Pumps, Wells, Tanks, Controls / Re: Final Adjustments

« on: September 26, 2014, 10:44:18 AM »

In your case with a 60/80 pressure switch, the pressure switch turns the pump on at 60 when you start using water and turns the pump off at 80 when you are no longer using any water.  The adjustment on the CSV1A sets the pressure for WHILE you are using water.  So turn on a 3 GPM shower or something else that uses about 3 GPM and adjust the CSV1A to hold 70 PSI while the water is being used.  Even if the shower is on for a month the CSV should hold 70 PSI and never let the pump shut off at 80 PSI.  Only when you turn off all the faucets should the little tank fill and the pump shut off at 80 PSI.

1048

Pumps, Wells, Tanks, Controls / Re: CSV1A

« on: September 26, 2014, 10:43:54 AM »

In your case with a 60/80 pressure switch, the pressure switch turns the pump on at 60 when you start using water and turns the pump off at 80 when you are no longer using any water.  The adjustment on the CSV1A sets the pressure for WHILE you are using water.  So turn on a 3 GPM shower or something else that uses about 3 GPM and adjust the CSV1A to hold 70 PSI while the water is being used.  Even if the shower is on for a month the CSV should hold 70 PSI and never let the pump shut off at 80 PSI.  Only when you turn off all the faucets should the little tank fill and the pump shut off at 80 PSI.

1049

Pumps, Wells, Tanks, Controls / Re: Final Adjustments

« on: September 25, 2014, 07:42:51 AM »

It sounds like everything is working as it should until you turn on the exterior hose bib.  With an 18 GPM pump the pressure should not drop unless you are using way more than 18 GPM.  A hose bib should not be able to let out that much water.  But if it is really a frost free hydrant instead, they can let out a lot of water.

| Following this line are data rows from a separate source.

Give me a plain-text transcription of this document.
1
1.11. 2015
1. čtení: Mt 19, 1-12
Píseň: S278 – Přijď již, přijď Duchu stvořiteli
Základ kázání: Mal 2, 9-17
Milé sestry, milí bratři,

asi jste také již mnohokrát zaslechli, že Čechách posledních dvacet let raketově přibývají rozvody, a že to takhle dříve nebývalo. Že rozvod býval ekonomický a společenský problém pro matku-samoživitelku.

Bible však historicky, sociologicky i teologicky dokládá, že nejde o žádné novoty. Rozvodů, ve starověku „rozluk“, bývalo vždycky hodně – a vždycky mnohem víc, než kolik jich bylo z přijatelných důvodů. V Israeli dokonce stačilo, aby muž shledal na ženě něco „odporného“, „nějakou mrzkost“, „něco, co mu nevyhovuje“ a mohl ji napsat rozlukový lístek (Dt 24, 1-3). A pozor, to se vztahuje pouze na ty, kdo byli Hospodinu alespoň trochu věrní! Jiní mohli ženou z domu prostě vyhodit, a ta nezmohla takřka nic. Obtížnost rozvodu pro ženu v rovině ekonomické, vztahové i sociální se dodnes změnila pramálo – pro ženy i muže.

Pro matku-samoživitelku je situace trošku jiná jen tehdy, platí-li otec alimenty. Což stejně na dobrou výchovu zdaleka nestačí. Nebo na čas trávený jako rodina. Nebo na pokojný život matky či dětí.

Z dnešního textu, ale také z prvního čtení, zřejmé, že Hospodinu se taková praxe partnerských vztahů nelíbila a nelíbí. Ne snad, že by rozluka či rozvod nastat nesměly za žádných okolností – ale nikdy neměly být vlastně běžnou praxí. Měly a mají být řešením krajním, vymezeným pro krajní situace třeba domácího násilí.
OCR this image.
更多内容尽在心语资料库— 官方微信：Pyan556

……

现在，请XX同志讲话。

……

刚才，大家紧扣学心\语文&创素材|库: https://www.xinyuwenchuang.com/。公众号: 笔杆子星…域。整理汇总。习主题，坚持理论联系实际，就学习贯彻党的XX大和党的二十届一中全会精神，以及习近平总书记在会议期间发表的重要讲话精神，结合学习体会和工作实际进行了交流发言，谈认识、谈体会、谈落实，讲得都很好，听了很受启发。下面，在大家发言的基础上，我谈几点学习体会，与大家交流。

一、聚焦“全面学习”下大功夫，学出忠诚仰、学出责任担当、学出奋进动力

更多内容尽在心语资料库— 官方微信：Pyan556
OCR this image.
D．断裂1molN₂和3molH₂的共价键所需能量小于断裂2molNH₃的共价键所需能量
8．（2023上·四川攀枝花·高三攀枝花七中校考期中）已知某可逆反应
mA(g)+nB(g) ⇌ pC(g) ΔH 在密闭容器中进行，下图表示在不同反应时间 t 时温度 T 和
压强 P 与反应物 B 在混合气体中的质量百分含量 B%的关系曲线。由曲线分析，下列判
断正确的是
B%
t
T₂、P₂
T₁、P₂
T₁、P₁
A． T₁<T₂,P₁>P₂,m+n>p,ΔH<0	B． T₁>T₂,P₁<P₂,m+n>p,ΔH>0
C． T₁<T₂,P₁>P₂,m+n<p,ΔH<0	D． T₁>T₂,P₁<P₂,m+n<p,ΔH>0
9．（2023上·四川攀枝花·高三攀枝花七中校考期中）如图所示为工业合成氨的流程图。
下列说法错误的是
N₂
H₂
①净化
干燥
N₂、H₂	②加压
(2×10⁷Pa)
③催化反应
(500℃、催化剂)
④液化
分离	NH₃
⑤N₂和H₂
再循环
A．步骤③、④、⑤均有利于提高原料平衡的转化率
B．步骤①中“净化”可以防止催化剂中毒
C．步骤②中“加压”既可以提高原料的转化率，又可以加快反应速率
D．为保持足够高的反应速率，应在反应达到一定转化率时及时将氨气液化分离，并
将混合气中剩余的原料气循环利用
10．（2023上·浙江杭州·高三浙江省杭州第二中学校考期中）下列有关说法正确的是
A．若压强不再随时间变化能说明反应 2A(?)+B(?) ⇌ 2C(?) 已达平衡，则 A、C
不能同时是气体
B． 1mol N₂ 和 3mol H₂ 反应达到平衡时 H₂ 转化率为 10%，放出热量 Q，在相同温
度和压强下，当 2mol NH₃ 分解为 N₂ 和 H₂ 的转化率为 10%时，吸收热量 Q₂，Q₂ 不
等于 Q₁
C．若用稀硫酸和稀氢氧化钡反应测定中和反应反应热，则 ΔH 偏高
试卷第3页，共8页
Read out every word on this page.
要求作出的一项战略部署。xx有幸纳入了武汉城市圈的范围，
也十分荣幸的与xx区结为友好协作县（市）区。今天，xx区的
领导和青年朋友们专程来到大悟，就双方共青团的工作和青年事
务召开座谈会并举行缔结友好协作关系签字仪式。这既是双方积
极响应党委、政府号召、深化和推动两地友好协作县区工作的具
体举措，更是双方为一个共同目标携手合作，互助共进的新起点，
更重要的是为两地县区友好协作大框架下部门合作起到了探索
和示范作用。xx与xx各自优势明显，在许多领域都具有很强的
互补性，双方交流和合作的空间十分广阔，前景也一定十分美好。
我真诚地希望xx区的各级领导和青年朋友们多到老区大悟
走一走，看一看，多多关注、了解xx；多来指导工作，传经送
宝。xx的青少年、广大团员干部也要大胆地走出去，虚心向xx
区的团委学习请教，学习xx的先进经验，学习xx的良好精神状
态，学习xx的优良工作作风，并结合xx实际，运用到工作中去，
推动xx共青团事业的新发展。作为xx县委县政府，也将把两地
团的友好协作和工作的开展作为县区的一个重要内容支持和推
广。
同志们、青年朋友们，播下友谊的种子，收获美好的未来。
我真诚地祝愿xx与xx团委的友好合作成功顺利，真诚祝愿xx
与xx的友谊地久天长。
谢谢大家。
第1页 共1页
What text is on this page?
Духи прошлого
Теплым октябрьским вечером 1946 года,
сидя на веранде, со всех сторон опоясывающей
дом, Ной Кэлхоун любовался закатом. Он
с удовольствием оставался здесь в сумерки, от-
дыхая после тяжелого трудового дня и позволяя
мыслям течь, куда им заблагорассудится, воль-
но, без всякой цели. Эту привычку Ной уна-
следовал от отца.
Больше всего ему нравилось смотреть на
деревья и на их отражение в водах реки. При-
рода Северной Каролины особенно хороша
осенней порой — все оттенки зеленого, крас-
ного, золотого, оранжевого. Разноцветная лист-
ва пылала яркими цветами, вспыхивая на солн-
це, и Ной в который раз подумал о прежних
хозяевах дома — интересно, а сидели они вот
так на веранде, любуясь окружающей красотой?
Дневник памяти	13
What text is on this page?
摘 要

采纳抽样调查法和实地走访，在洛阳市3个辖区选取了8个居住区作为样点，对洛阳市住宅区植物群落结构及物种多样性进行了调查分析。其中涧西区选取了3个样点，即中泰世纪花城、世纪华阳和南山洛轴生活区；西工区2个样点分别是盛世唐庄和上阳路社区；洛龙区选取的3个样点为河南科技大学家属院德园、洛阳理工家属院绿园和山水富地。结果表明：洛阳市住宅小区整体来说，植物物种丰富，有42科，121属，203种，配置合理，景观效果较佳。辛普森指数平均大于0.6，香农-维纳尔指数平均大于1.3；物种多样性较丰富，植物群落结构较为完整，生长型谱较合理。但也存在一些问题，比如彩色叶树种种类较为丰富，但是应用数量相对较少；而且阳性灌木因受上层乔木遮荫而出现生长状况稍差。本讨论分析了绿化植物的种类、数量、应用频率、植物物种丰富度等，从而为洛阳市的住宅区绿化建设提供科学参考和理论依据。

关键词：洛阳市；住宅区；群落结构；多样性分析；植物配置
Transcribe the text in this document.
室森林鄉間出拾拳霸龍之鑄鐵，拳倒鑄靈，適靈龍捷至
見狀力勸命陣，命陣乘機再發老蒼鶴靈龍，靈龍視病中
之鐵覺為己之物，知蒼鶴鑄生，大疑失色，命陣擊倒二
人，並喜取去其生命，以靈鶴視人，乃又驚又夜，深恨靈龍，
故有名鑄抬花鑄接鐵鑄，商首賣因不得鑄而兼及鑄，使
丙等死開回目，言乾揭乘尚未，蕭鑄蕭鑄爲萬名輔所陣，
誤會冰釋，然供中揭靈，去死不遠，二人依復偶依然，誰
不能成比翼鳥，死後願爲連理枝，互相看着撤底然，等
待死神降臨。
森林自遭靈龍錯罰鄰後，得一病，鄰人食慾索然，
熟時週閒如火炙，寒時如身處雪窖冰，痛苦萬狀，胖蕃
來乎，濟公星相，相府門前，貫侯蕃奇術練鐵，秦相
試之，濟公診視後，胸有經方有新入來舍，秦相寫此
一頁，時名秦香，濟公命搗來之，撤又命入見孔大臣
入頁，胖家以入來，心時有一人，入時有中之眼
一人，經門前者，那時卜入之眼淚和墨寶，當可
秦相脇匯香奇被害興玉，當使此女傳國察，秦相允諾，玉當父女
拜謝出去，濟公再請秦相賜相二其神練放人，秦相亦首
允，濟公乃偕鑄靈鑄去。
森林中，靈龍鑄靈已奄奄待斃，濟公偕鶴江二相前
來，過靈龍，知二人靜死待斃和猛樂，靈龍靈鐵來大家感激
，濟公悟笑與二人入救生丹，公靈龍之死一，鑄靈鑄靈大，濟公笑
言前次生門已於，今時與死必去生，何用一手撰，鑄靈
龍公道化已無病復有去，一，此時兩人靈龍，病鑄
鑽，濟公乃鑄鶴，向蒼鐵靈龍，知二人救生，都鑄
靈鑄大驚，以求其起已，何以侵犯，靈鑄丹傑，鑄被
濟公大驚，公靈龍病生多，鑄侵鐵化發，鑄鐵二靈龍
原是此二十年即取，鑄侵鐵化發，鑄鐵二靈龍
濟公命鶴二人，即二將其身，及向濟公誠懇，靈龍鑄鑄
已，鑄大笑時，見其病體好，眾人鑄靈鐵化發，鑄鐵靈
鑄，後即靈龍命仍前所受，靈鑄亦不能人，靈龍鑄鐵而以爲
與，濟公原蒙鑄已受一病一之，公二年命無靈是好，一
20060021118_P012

Do the bucket test on the hose bib.  Add in the GPM from the bathtub and sink to see how much water you are using.  With the CSV set at 70 PSI, it just turns into a piece of pipe (wide open) when the pressure drops below 60.  So either you are using more than the pump can supply or the pump is producing more than the well can produce.

1050

Frequently Asked Questions / Re: Hydrant for barn

« on: September 24, 2014, 07:12:14 AM »

There you go.  It will work fine that way.